Nor can those who feel safest and most comfortable in the role of subservient to an all-powerful authority figure, because that’s what they’re used to.
My husband, who does not agree with many of my views on political Covid, makes a great effort to emphasize that we do not know what will happen next, that we cannot be 100% certain that the authoritarianism will continue and worsen forever.
There are infinite variables, millions of people around the world watching and thinking and acting, and history has taken strange and unexpected turns many times before.
I agree with him. Maybe the house arrest orders will be lifted by the authorities. Maybe citizen resistance will grow and overtake the authorities plans to maintain the repression. Maybe the authorities will even someday be held accountable.
But we do know for sure some things that will not happen.
Some historical moments irreversibly close out some doors, and after those moments, paths which might have been taken are no longer options.

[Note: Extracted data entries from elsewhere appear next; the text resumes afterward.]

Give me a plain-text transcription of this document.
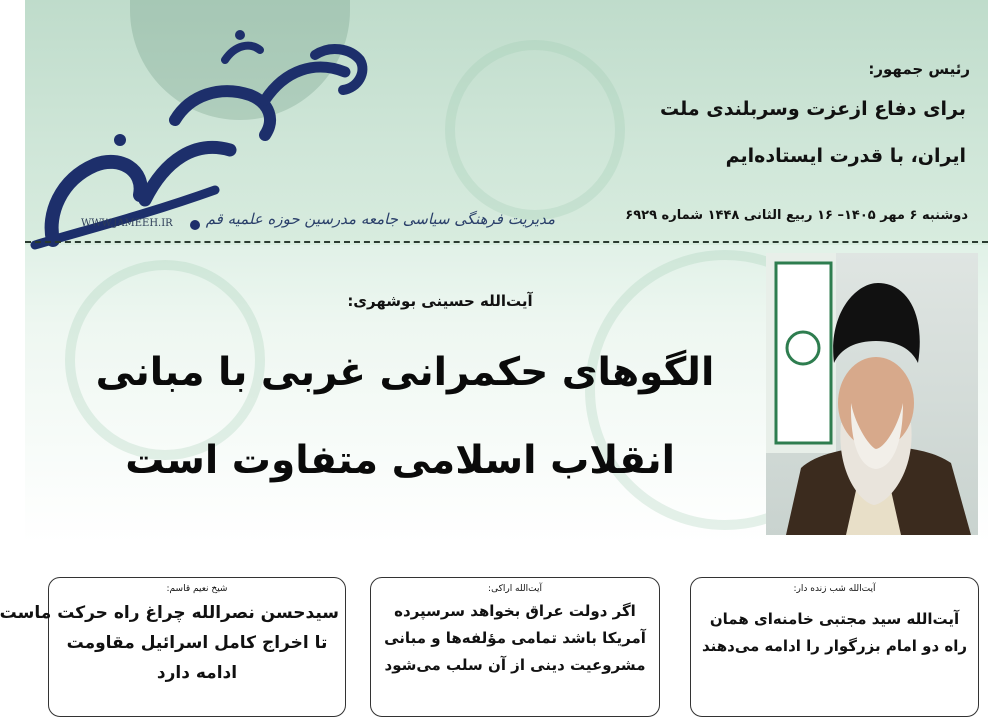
WWW.JAMEEH.IR مدیریت فرهنگی سیاسی جامعه مدرسین حوزه علمیه قم
رئیس جمهور:
برای دفاع ازعزت وسربلندی ملت
ایران، با قدرت ایستاده‌ایم
دوشنبه ۶ مهر ۱۴۰۵– ۱۶ ربیع الثانی ۱۴۴۸ شماره ۶۹۲۹
آیت‌الله حسینی بوشهری:
الگوهای حکمرانی غربی با مبانی
انقلاب اسلامی متفاوت است
آیت‌الله شب زنده دار:
آیت‌الله سید مجتبی خامنه‌ای همان
راه دو امام بزرگوار را ادامه می‌دهند
آیت‌الله اراکی:
اگر دولت عراق بخواهد سرسپرده
آمریکا باشد تمامی مؤلفه‌ها و مبانی
مشروعیت دینی از آن سلب می‌شود
شیخ نعیم قاسم:
سیدحسن نصرالله چراغ راه حرکت ماست
تا اخراج کامل اسرائیل مقاومت
ادامه دارد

Mass hysteria can’t just be cleared away once you’ve instilled the whole world with it.
The rest of all our lives — whether we’re next in each other’s company a week from now or five years from now — will be defined by the Covid story.
Conversations may start with “Where were you when?” A free state in the South or Mountain west? Or a lockdown state in the Mid Atlantic, New England or West Coast?
More profoundly and painfully, even friendships and family relationships that survive the forced isolation, the universal mutual shunning, will be marked by it, permanently inoculated with an overlay of suspicion and contempt for the Covid-times Other.
Were you credulous and cooperative?
Or were you skeptical and resistant?
Tribal in-group? Or tribal out-group?